Atypical iron storage in marine brown algae: a multidisciplinary study of iron transport and storage in Ectocarpus siliculosus.

Iron is an essential element for all living organisms due to its ubiquitous role in redox and other enzymes, especially in the context of respiration and photosynthesis. The iron uptake and storage systems of terrestrial/higher plants are now reasonably well understood, with two basic strategies for iron uptake being distinguished: strategy I plants use a mechanism involving induction of Fe(III)-chelate reductase (ferrireductase) and Fe(II) transporter proteins, while strategy II plants utilize high-affinity, iron-specific, binding compounds called phytosiderophores. In contrast, little is known about the corresponding systems in marine, plant-like lineages, particularly those of multicellular algae (seaweeds). Herein the first study of the iron uptake and storage mechanisms in the brown alga Ectocarpus siliculosus is reported.

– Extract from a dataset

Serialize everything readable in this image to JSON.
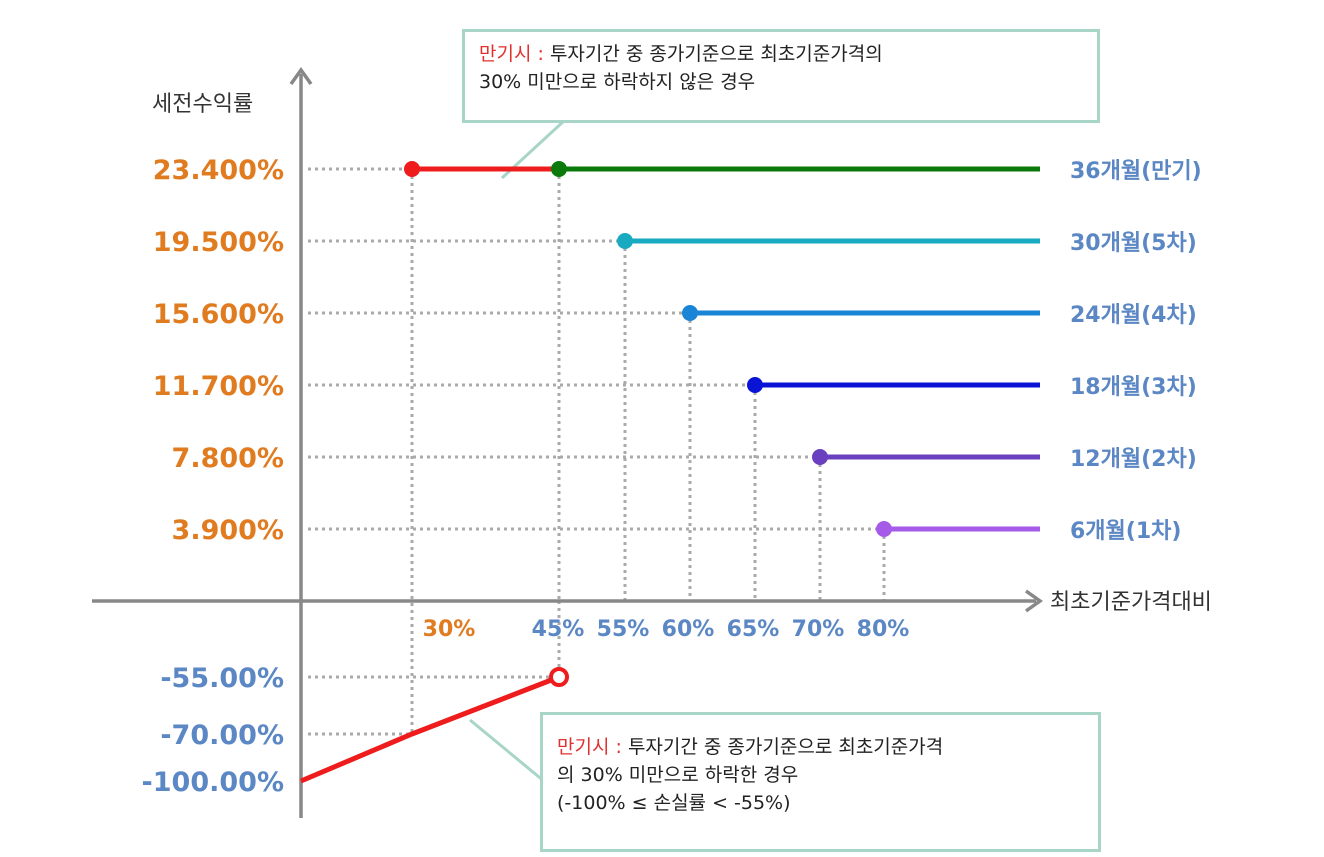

Genomic data suggest that Ectocarpus may use a strategy I approach. Short-term radio-iron uptake studies verified that iron is taken up by Ectocarpus in a time- and concentration-dependent manner consistent with an active transport process. Upon long-term exposure to (57)Fe, two metabolites have been identified using a combination of Mössbauer and X-ray absorption spectroscopies. These include an iron-sulphur cluster accounting for ~26% of the total intracellular iron pool and a second component with spectra typical of a polymeric (Fe(3+)O(6)) system with parameters similar to the amorphous phosphorus-rich mineral core of bacterial and plant ferritins. This iron metabolite accounts for ~74% of the cellular iron pool and suggests that Ectocarpus contains a non-ferritin but mineral-based iron storage pool.